Gel 是一个开源的 PostgreSQL 数据层，针对快速开发到生产周期进行了优化。它带有一个高级的严格类型图状数据模型、可组合的分层查询语言、完整的 SQL 支持、迁移、身份验证和 AI 模块。代码位于一个名为 langchain-gel 的集成包中。

设置

首先安装相关软件包

! pip install -qU gel langchain-gel

初始化

为了将 Gel 用作 VectorStore 的后端，您需要一个可用的 Gel 实例。幸运的是，这不必涉及 Docker 容器或任何复杂的事情，除非您想！要设置本地实例，请运行：

! gel project init --non-interactive

如果您正在使用 Gel Cloud（您应该使用！），请在该命令中添加一个参数

gel project init --server-instance <org-name>/<instance-name>

有关运行 Gel 的全面方法列表，请查看参考文档的运行 Gel 部分。

设置模式

Gel 模式是对应用程序数据模型的一个明确的高级描述。除了能够让您精确定义数据如何布局之外，它还驱动着 Gel 的许多强大功能，例如链接、访问策略、函数、触发器、约束、索引等等。 LangChain 的 VectorStore 期望模式的以下布局：

schema_content = """
using extension pgvector;

module default {
    scalar type EmbeddingVector extending ext::pgvector::vector<1536>;

    type Record {
        required collection: str;
        text: str;
        embedding: EmbeddingVector;
        external_id: str {
            constraint exclusive;
        };
        metadata: json;

        index ext::pgvector::hnsw_cosine(m := 16, ef_construction := 128)
            on (.embedding)
    }
}
""".strip()

with open("dbschema/default.gel", "w") as f:
    f.write(schema_content)

为了将模式更改应用于数据库，请使用 Gel 的迁移机制运行迁移

! gel migration create --non-interactive
! gel migrate

从现在开始，GelVectorStore 可以作为 LangChain 中任何其他向量存储的直接替代品。

实例化

# | output: false
# | echo: false
from langchain_openai import OpenAIEmbeddings

embeddings = OpenAIEmbeddings(model="text-embedding-3-small")

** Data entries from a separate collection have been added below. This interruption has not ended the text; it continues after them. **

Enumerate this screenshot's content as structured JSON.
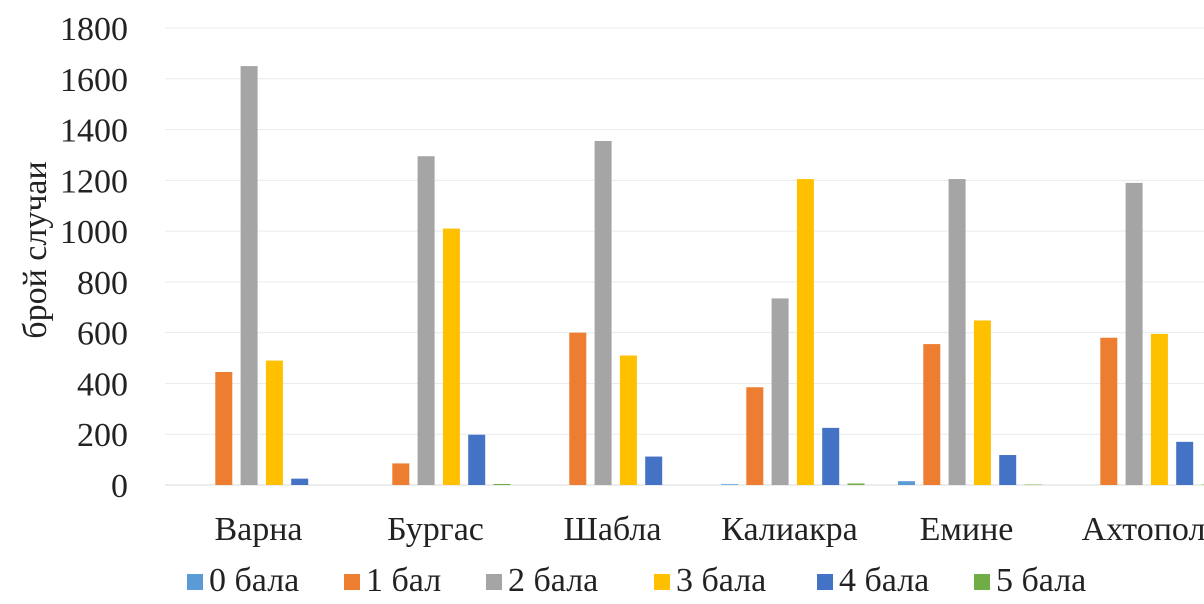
{
  "chart_data": {
    "type": "bar",
    "title": "",
    "xlabel": "",
    "ylabel": "брой случаи",
    "ylim": [
      0,
      1800
    ],
    "yticks": [
      0,
      200,
      400,
      600,
      800,
      1000,
      1200,
      1400,
      1600,
      1800
    ],
    "grid": true,
    "legend_position": "bottom",
    "categories": [
      "Варна",
      "Бургас",
      "Шабла",
      "Калиакра",
      "Емине",
      "Ахтопол"
    ],
    "series": [
      {
        "name": "0 бала",
        "color": "#5b9bd5",
        "values": [
          0,
          0,
          0,
          3,
          15,
          0
        ]
      },
      {
        "name": "1 бал",
        "color": "#ed7d31",
        "values": [
          445,
          85,
          600,
          385,
          555,
          580
        ]
      },
      {
        "name": "2 бала",
        "color": "#a5a5a5",
        "values": [
          1650,
          1295,
          1355,
          735,
          1205,
          1190
        ]
      },
      {
        "name": "3 бала",
        "color": "#ffc000",
        "values": [
          490,
          1010,
          510,
          1205,
          648,
          595
        ]
      },
      {
        "name": "4 бала",
        "color": "#4472c4",
        "values": [
          25,
          198,
          112,
          225,
          118,
          170
        ]
      },
      {
        "name": "5 бала",
        "color": "#70ad47",
        "values": [
          0,
          4,
          0,
          6,
          2,
          2
        ]
      }
    ]
  }
}
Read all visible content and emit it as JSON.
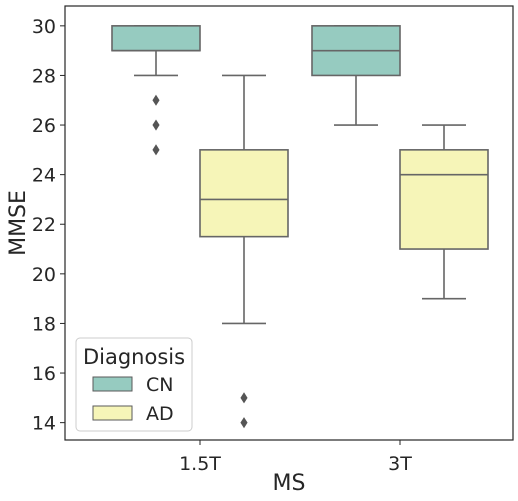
{
  "chart_data": {
    "type": "box",
    "xlabel": "MS",
    "ylabel": "MMSE",
    "categories": [
      "1.5T",
      "3T"
    ],
    "ylim": [
      13.3,
      30.8
    ],
    "yticks": [
      14,
      16,
      18,
      20,
      22,
      24,
      26,
      28,
      30
    ],
    "grid": false,
    "legend": {
      "title": "Diagnosis",
      "position": "lower-left"
    },
    "series": [
      {
        "name": "CN",
        "color": "#96cbc0",
        "boxes": [
          {
            "category": "1.5T",
            "whisker_low": 28,
            "q1": 29,
            "median": 29,
            "q3": 30,
            "whisker_high": 30,
            "outliers": [
              27,
              26,
              25
            ]
          },
          {
            "category": "3T",
            "whisker_low": 26,
            "q1": 28,
            "median": 29,
            "q3": 30,
            "whisker_high": 30,
            "outliers": []
          }
        ]
      },
      {
        "name": "AD",
        "color": "#f6f5b8",
        "boxes": [
          {
            "category": "1.5T",
            "whisker_low": 18,
            "q1": 21.5,
            "median": 23,
            "q3": 25,
            "whisker_high": 28,
            "outliers": [
              15,
              14
            ]
          },
          {
            "category": "3T",
            "whisker_low": 19,
            "q1": 21,
            "median": 24,
            "q3": 25,
            "whisker_high": 26,
            "outliers": []
          }
        ]
      }
    ]
  }
}
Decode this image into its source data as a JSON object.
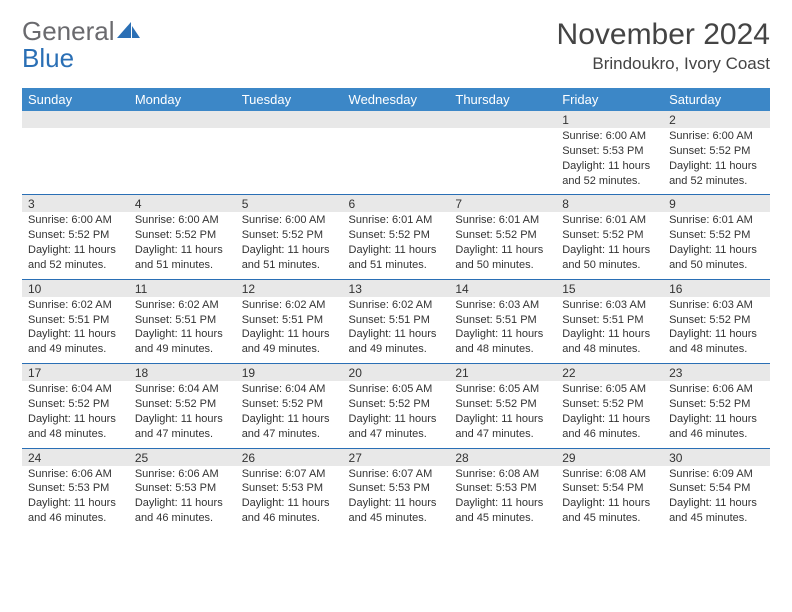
{
  "logo": {
    "text1": "General",
    "text2": "Blue"
  },
  "title": "November 2024",
  "location": "Brindoukro, Ivory Coast",
  "colors": {
    "header_bg": "#3c87c7",
    "header_text": "#ffffff",
    "date_bg": "#e8e8e8",
    "rule": "#2a6fb5",
    "body_text": "#333333",
    "logo_gray": "#6a6a6e",
    "logo_blue": "#2a6fb5"
  },
  "day_names": [
    "Sunday",
    "Monday",
    "Tuesday",
    "Wednesday",
    "Thursday",
    "Friday",
    "Saturday"
  ],
  "weeks": [
    [
      null,
      null,
      null,
      null,
      null,
      {
        "d": "1",
        "sr": "6:00 AM",
        "ss": "5:53 PM",
        "dl": "11 hours and 52 minutes."
      },
      {
        "d": "2",
        "sr": "6:00 AM",
        "ss": "5:52 PM",
        "dl": "11 hours and 52 minutes."
      }
    ],
    [
      {
        "d": "3",
        "sr": "6:00 AM",
        "ss": "5:52 PM",
        "dl": "11 hours and 52 minutes."
      },
      {
        "d": "4",
        "sr": "6:00 AM",
        "ss": "5:52 PM",
        "dl": "11 hours and 51 minutes."
      },
      {
        "d": "5",
        "sr": "6:00 AM",
        "ss": "5:52 PM",
        "dl": "11 hours and 51 minutes."
      },
      {
        "d": "6",
        "sr": "6:01 AM",
        "ss": "5:52 PM",
        "dl": "11 hours and 51 minutes."
      },
      {
        "d": "7",
        "sr": "6:01 AM",
        "ss": "5:52 PM",
        "dl": "11 hours and 50 minutes."
      },
      {
        "d": "8",
        "sr": "6:01 AM",
        "ss": "5:52 PM",
        "dl": "11 hours and 50 minutes."
      },
      {
        "d": "9",
        "sr": "6:01 AM",
        "ss": "5:52 PM",
        "dl": "11 hours and 50 minutes."
      }
    ],
    [
      {
        "d": "10",
        "sr": "6:02 AM",
        "ss": "5:51 PM",
        "dl": "11 hours and 49 minutes."
      },
      {
        "d": "11",
        "sr": "6:02 AM",
        "ss": "5:51 PM",
        "dl": "11 hours and 49 minutes."
      },
      {
        "d": "12",
        "sr": "6:02 AM",
        "ss": "5:51 PM",
        "dl": "11 hours and 49 minutes."
      },
      {
        "d": "13",
        "sr": "6:02 AM",
        "ss": "5:51 PM",
        "dl": "11 hours and 49 minutes."
      },
      {
        "d": "14",
        "sr": "6:03 AM",
        "ss": "5:51 PM",
        "dl": "11 hours and 48 minutes."
      },
      {
        "d": "15",
        "sr": "6:03 AM",
        "ss": "5:51 PM",
        "dl": "11 hours and 48 minutes."
      },
      {
        "d": "16",
        "sr": "6:03 AM",
        "ss": "5:52 PM",
        "dl": "11 hours and 48 minutes."
      }
    ],
    [
      {
        "d": "17",
        "sr": "6:04 AM",
        "ss": "5:52 PM",
        "dl": "11 hours and 48 minutes."
      },
      {
        "d": "18",
        "sr": "6:04 AM",
        "ss": "5:52 PM",
        "dl": "11 hours and 47 minutes."
      },
      {
        "d": "19",
        "sr": "6:04 AM",
        "ss": "5:52 PM",
        "dl": "11 hours and 47 minutes."
      },
      {
        "d": "20",
        "sr": "6:05 AM",
        "ss": "5:52 PM",
        "dl": "11 hours and 47 minutes."
      },
      {
        "d": "21",
        "sr": "6:05 AM",
        "ss": "5:52 PM",
        "dl": "11 hours and 47 minutes."
      },
      {
        "d": "22",
        "sr": "6:05 AM",
        "ss": "5:52 PM",
        "dl": "11 hours and 46 minutes."
      },
      {
        "d": "23",
        "sr": "6:06 AM",
        "ss": "5:52 PM",
        "dl": "11 hours and 46 minutes."
      }
    ],
    [
      {
        "d": "24",
        "sr": "6:06 AM",
        "ss": "5:53 PM",
        "dl": "11 hours and 46 minutes."
      },
      {
        "d": "25",
        "sr": "6:06 AM",
        "ss": "5:53 PM",
        "dl": "11 hours and 46 minutes."
      },
      {
        "d": "26",
        "sr": "6:07 AM",
        "ss": "5:53 PM",
        "dl": "11 hours and 46 minutes."
      },
      {
        "d": "27",
        "sr": "6:07 AM",
        "ss": "5:53 PM",
        "dl": "11 hours and 45 minutes."
      },
      {
        "d": "28",
        "sr": "6:08 AM",
        "ss": "5:53 PM",
        "dl": "11 hours and 45 minutes."
      },
      {
        "d": "29",
        "sr": "6:08 AM",
        "ss": "5:54 PM",
        "dl": "11 hours and 45 minutes."
      },
      {
        "d": "30",
        "sr": "6:09 AM",
        "ss": "5:54 PM",
        "dl": "11 hours and 45 minutes."
      }
    ]
  ],
  "labels": {
    "sunrise": "Sunrise:",
    "sunset": "Sunset:",
    "daylight": "Daylight:"
  }
}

from langchain_gel import GelVectorStore

vector_store = GelVectorStore(
    embeddings=embeddings,
)

管理向量存储

向向量存储添加项目

请注意，通过 ID 添加文档将覆盖任何匹配该 ID 的现有文档。

from langchain_core.documents import Document

docs = [
    Document(
        page_content="there are cats in the pond",
        metadata={"id": "1", "location": "pond", "topic": "animals"},
    ),
    Document(
        page_content="ducks are also found in the pond",
        metadata={"id": "2", "location": "pond", "topic": "animals"},
    ),
    Document(
        page_content="fresh apples are available at the market",
        metadata={"id": "3", "location": "market", "topic": "food"},
    ),
    Document(
        page_content="the market also sells fresh oranges",
        metadata={"id": "4", "location": "market", "topic": "food"},
    ),
    Document(
        page_content="the new art exhibit is fascinating",
        metadata={"id": "5", "location": "museum", "topic": "art"},
    ),
    Document(
        page_content="a sculpture exhibit is also at the museum",
        metadata={"id": "6", "location": "museum", "topic": "art"},
    ),
    Document(
        page_content="a new coffee shop opened on Main Street",
        metadata={"id": "7", "location": "Main Street", "topic": "food"},
    ),
    Document(
        page_content="the book club meets at the library",
        metadata={"id": "8", "location": "library", "topic": "reading"},
    ),
    Document(
        page_content="the library hosts a weekly story time for kids",
        metadata={"id": "9", "location": "library", "topic": "reading"},
    ),
    Document(
        page_content="a cooking class for beginners is offered at the community center",
        metadata={"id": "10", "location": "community center", "topic": "classes"},
    ),
]

vector_store.add_documents(docs, ids=[doc.metadata["id"] for doc in docs])

从向量存储中删除项目

vector_store.delete(ids=["3"])

查询向量存储

一旦您的向量存储被创建并添加了相关文档，您很可能希望在链或代理运行期间查询它。

过滤支持

向量存储支持一组过滤器，这些过滤器可以应用于文档的元数据字段。

运算符	含义/类别
$eq	相等 (==)
$ne	不相等 (!=)
$lt	小于 (<)
$lte	小于或等于 (<=)
$gt	大于 (>)
$gte	大于或等于 (>=)
$in	特殊情况 (in)
$nin	特殊情况 (not in)
$between	特殊情况 (between)
$like	文本 (like)
$ilike	文本 (不区分大小写 like)
$and	逻辑 (and)
$or	逻辑 (or)

直接查询

执行简单的相似性搜索可以按如下方式完成

results = vector_store.similarity_search(
    "kitty", k=10, filter={"id": {"$in": ["1", "5", "2", "9"]}}
)
for doc in results:
    print(f"* {doc.page_content} [{doc.metadata}]")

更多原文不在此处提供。